Maple Syrup Season is such a fun time of year for our family.
We look forward to tapping our maple trees around mid February.
It's a process, from start to finish, but very rewarding and educational.
Here is a quick overview of how we go about tapping.
First you will need:
Spiles with hooks (Tractor Supply sells these or you can purchase some off of someone who is no longer tapping.)
Buckets with lids (These buckets will have a little hole in them that you hang from the hook which hang from the spile.)
Drill and a 7/16 inch drill bit
Of course you're gonna need a Sugar Maple Tree. You should identify these in the summer and/or fall. Mark them so you don't forget come winter when there are no leaves on the trees. Sugar maples have bright, beautiful colored leaves.
You can tap your trees from mid Feb. - mid March. Temperatures should be above freezing during the day for the sap to run and below freezing at night.
Tap only mature trees!
Select your tree. Choose a spot on your tree that is about 2-3 feet off the ground. Drill about a 2 inch deep hole into the side of the tree at a slight angle. You don't want it going straight in. You want the sap to flow down and out the spout/spile. So make sure you have a slight upward angle.
Once you have drilled your hole you can gently tap the spile in with the hammer. Do Not pound the tap into the tree. It is not neccessary and will only damage the tree. Make sure your hook is already on the spile and facing outward. You don't want to have to take out the spile once you've tapped it in. The spile won't stick in place once it's been removed. You only want to remove the spile at the end of the season.
Hang the bucket from the hook.
Place the lid onto the bucket.
Tapping the trees only takes a few minutes each. Make sure you do not tap within 6 inches or so of the previous year's tap hole. Also, don't tap trees that are 12 inches in diameter or less. They are too young. On a very large tree however, some can hold up to two taps.
Sometimes the sap will start running as soon as you get the spile in the hole. My kids love to stick their head under the spile with their mouth hanging wide open waiting for that sugary water to come dripping out. On colder days the sap runs slow. On warmer days it runs at a steady drip. We check our trees in the morning and at night, especially when it's warm out. Buckets can fill up fast.
Here is what it looked like the next day..... It looks like clear water.
Make sure you have a holding place for all that sap you're gonna get. Large plastic bins work great, especially when they have a lid on them.
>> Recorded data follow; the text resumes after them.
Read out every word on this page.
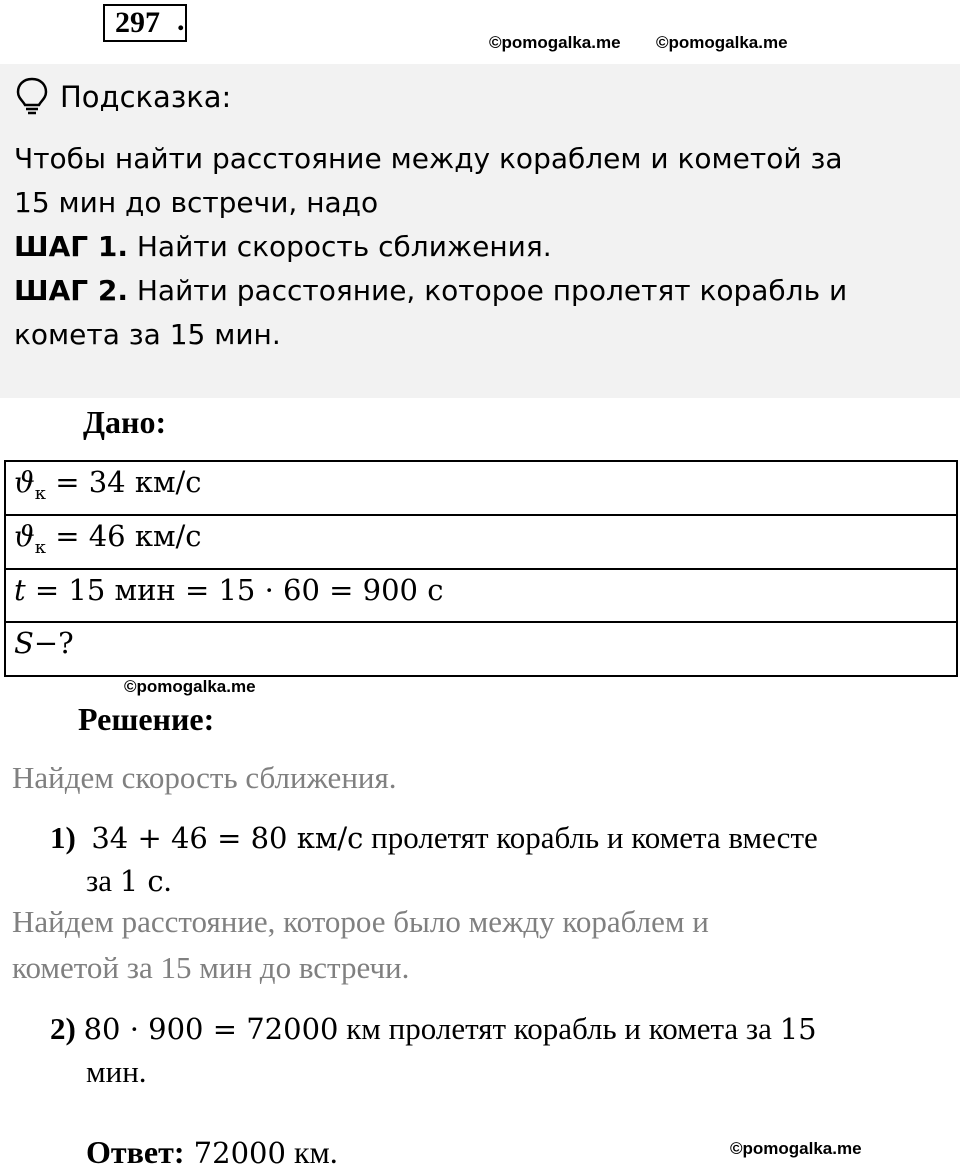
297 .
©pomogalka.me ©pomogalka.me
Подсказка:
Чтобы найти расстояние между кораблем и кометой за
15 мин до встречи, надо
ШАГ 1. Найти скорость сближения.
ШАГ 2. Найти расстояние, которое пролетят корабль и
комета за 15 мин.
Дано:
$ϑ_к = 34$ км/с
$ϑ_к = 46$ км/с
t = 15 мин = 15 · 60 = 900 с
S−?
©pomogalka.me
Решение:
Найдем скорость сближения.
1) 34 + 46 = 80 км/с пролетят корабль и комета вместе
за 1 с.
Найдем расстояние, которое было между кораблем и
кометой за 15 мин до встречи.
2) 80 · 900 = 72000 км пролетят корабль и комета за 15
мин.
Ответ: 72000 км.	©pomogalka.me
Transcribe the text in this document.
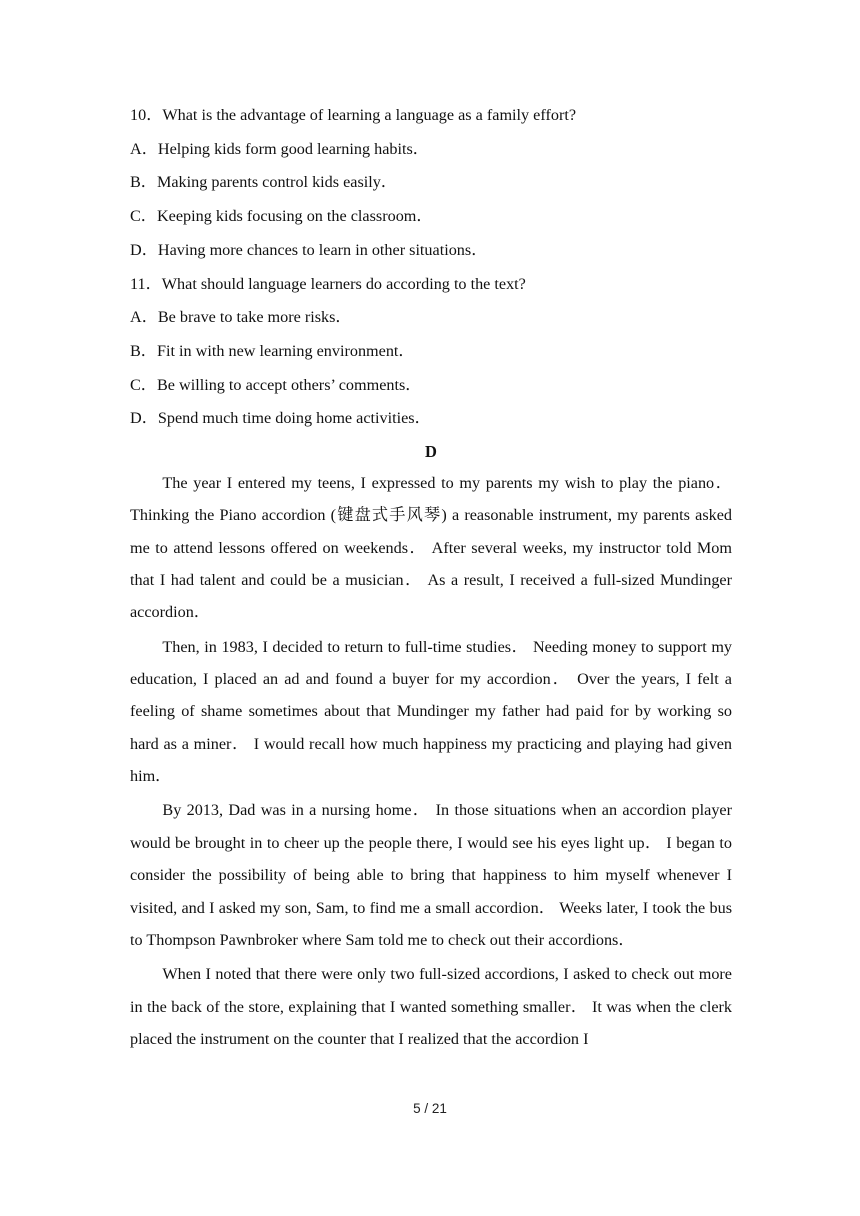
10．What is the advantage of learning a language as a family effort?
A．Helping kids form good learning habits．
B．Making parents control kids easily．
C．Keeping kids focusing on the classroom．
D．Having more chances to learn in other situations．
11．What should language learners do according to the text?
A．Be brave to take more risks．
B．Fit in with new learning environment．
C．Be willing to accept others’ comments．
D．Spend much time doing home activities．
D

The year I entered my teens, I expressed to my parents my wish to play the piano． Thinking the Piano accordion (键盘式手风琴) a reasonable instrument, my parents asked me to attend lessons offered on weekends． After several weeks, my instructor told Mom that I had talent and could be a musician． As a result, I received a full-sized Mundinger accordion．

Then, in 1983, I decided to return to full-time studies． Needing money to support my education, I placed an ad and found a buyer for my accordion． Over the years, I felt a feeling of shame sometimes about that Mundinger my father had paid for by working so hard as a miner． I would recall how much happiness my practicing and playing had given him．

By 2013, Dad was in a nursing home． In those situations when an accordion player would be brought in to cheer up the people there, I would see his eyes light up． I began to consider the possibility of being able to bring that happiness to him myself whenever I visited, and I asked my son, Sam, to find me a small accordion． Weeks later, I took the bus to Thompson Pawnbroker where Sam told me to check out their accordions．

When I noted that there were only two full-sized accordions, I asked to check out more in the back of the store, explaining that I wanted something smaller． It was when the clerk placed the instrument on the counter that I realized that the accordion I

5 / 21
You don't want to find any critters in there. We keep our sap outside where it stays cool until it's time to boil. We usually collect all week and then boil on the weekends.
Be prepared to get quite a few gallons! I believe it's 40 gallons makes 1 gallon of syrup.
You are also going to want to think about how you want to boil it. We've done it inside and outside.
Out side is best! We have done it inside too. When you boil there is a lot of steam.
So there is a lot of water that collects on things. Our hood range couldn't handle all the steam so it broke. So I recommend doing it outdoors. I know some people who have used a Big Kahuna outdoor burner, by placing a large heavy duty pot on it and boiling that way. You just have to make sure that your tank is full.
I highly recommend getting the book Backyard Sugarin'. It will give you some great alternatives to making your own evaporating/boiling station.
Check back soon. I'll be posting about boiling!
On an educational note this covers math and science! Oh the free ranging possibilities!